Não acredito que os portugueses vejam as energias renováveis como uma ameaça. A principal ameaça é que há muito tempo as pessoas não recebem salários justos e isso é um problema. Quando há desigualdade económica prolongada, proliferam as tensões sociais e os partidos políticos extremistas ganham espaço, seja à direita ou à esquerda. Portugal devia ter previsto isso. É preciso um contexto económico que permita que os cidadãos prosperem e não apenas sobrevivam. E mesmo que os vistos gold e a chegada de muitos estrangeiros a Portugal tenham sido uma boa ideia do ponto de vista económico, não se pode fazer isso sem garantir que o povo está bem. Foi aqui que começaram os problemas e a crise imobiliária, especialmente em Lisboa, com as pessoas a não conseguirem pagar as suas casas porque os salários são muito baixos. Faz-me lembrar uma cidade com uma ponte parecida: São Francisco. Não vamos fazer de Lisboa a nova São Francisco, que tem hoje uma das maiores crises de sem-abrigo e de dependência de drogas. Tudo porque o milagre de Silicon Valley e das dot.com não chegou às pessoas. Isso criou instabilidade e uma mudança em direção a governos mais radicais.

 

Que mensagem deixa aos líderes de todo o mundo?

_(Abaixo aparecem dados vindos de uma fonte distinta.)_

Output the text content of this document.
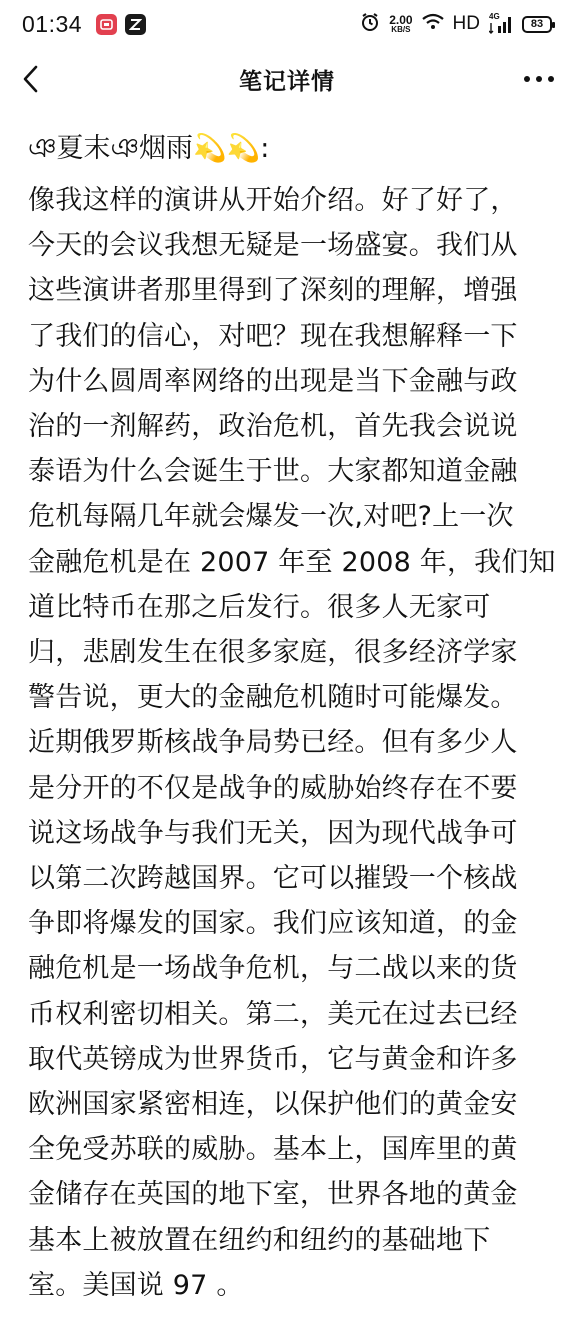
01:34	2.00
KB/S HD 4G
83
笔记详情
ঞ夏末ঞ烟雨💫💫:
像我这样的演讲从开始介绍。好了好了，
今天的会议我想无疑是一场盛宴。我们从
这些演讲者那里得到了深刻的理解，增强
了我们的信心，对吧？现在我想解释一下
为什么圆周率网络的出现是当下金融与政
治的一剂解药，政治危机，首先我会说说
泰语为什么会诞生于世。大家都知道金融
危机每隔几年就会爆发一次,对吧?上一次
金融危机是在 2007 年至 2008 年，我们知
道比特币在那之后发行。很多人无家可
归，悲剧发生在很多家庭，很多经济学家
警告说，更大的金融危机随时可能爆发。
近期俄罗斯核战争局势已经。但有多少人
是分开的不仅是战争的威胁始终存在不要
说这场战争与我们无关，因为现代战争可
以第二次跨越国界。它可以摧毁一个核战
争即将爆发的国家。我们应该知道，的金
融危机是一场战争危机，与二战以来的货
币权利密切相关。第二，美元在过去已经
取代英镑成为世界货币，它与黄金和许多
欧洲国家紧密相连，以保护他们的黄金安
全免受苏联的威胁。基本上，国库里的黄
金储存在英国的地下室，世界各地的黄金
基本上被放置在纽约和纽约的基础地下
室。美国说 97 。
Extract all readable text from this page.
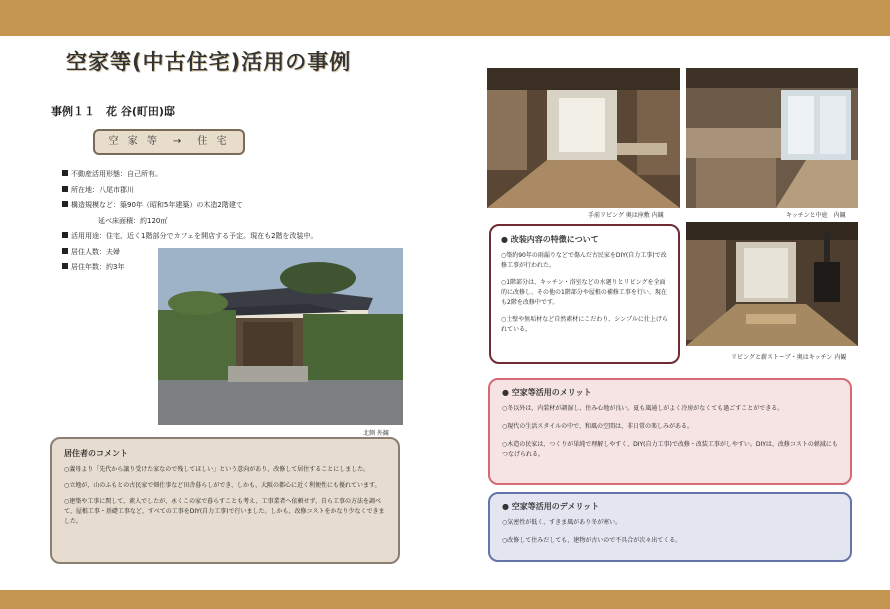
空家等(中古住宅)活用の事例
事例１１　花 谷(町田)邸
空 家 等　→　住 宅
不動産活用形態：自己所有。
所在地：八尾市郡川
構造規模など：築90年（昭和5年建築）の木造2階建て
延べ床面積：約120㎡
活用用途：住宅、近く1階部分でカフェを開店する予定。現在も2階を改装中。
居住人数：夫婦
居住年数：約3年
北側 外観
居住者のコメント

○義母より「先代から譲り受けた家なので残してほしい」という意向があり、改修して居住することにしました。

○立地が、山のふもとの古民家で畑仕事など田舎暮らしができ、しかも、大阪の都心に近く利便性にも優れています。

○建築や工事に関して、素人でしたが、永くこの家で暮らすことも考え、工事業者へ依頼せず、自ら工事の方法を調べて、屋根工事・基礎工事など、すべての工事をDIY(自力工事)で行いました。しかも、改修コストをかなり少なくできました。

手前リビング 奥は座敷 内観	キッチンと中庭　内観
リビングと薪ストーブ・奥はキッチン 内観
● 改装内容の特徴について

○築約90年の雨漏りなどで傷んだ古民家をDIY(自力工事)で改修工事が行われた。

○1階部分は、キッチン・浴室などの水廻りとリビングを全面的に改修し、その他の1階部分や屋根の補修工事を行い、現在も2階を改修中です。

○土壁や無垢材など自然素材にこだわり、シンプルに仕上げられている。

● 空家等活用のメリット

○冬以外は、内装材が調湿し、住み心地が良い。夏も風通しがよく冷房がなくても過ごすことができる。

○現代の生活スタイルの中で、和風の空間は、非日常の楽しみがある。

○木造の民家は、つくりが単純で理解しやすく、DIY(自力工事)で改修・改装工事がしやすい。DIYは、改修コストの軽減にもつなげられる。

● 空家等活用のデメリット

○気密性が低く、すきま風があり冬が寒い。

○改修して住みだしても、建物が古いので不具合が次々出てくる。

Gostava que os governos entendessem que a instabilidade e a desigualdade são más para todos. A minha mensagem para os cidadãos é: cuidado com o que desejam. Podem eleger um governo mais radical (seja ele de esquerda ou de direita, mas isso não significa que vão promover uma mudança económica real que permitirá que os cidadãos prosperem. Por norma usam narrativas que capturam a emoção do cidadão, mas não investem necessariamente onde é absolutamente fundamental. Neste momento, na Europa, estamos numa situação que reflete muito a década de 1930. Se não tivermos uma liderança corajosa para fazer a transição para a descarbonização e entender a importância dos efeitos desta policrise, podemos encaminhar-nos para uma terceira guerra mundial. A radicalização não é boa para a estabilidade. E muitas vezes vem com líderes muito arrogantes que pensam que têm soluções, mas estas são mais para si mesmos do que para as pessoas.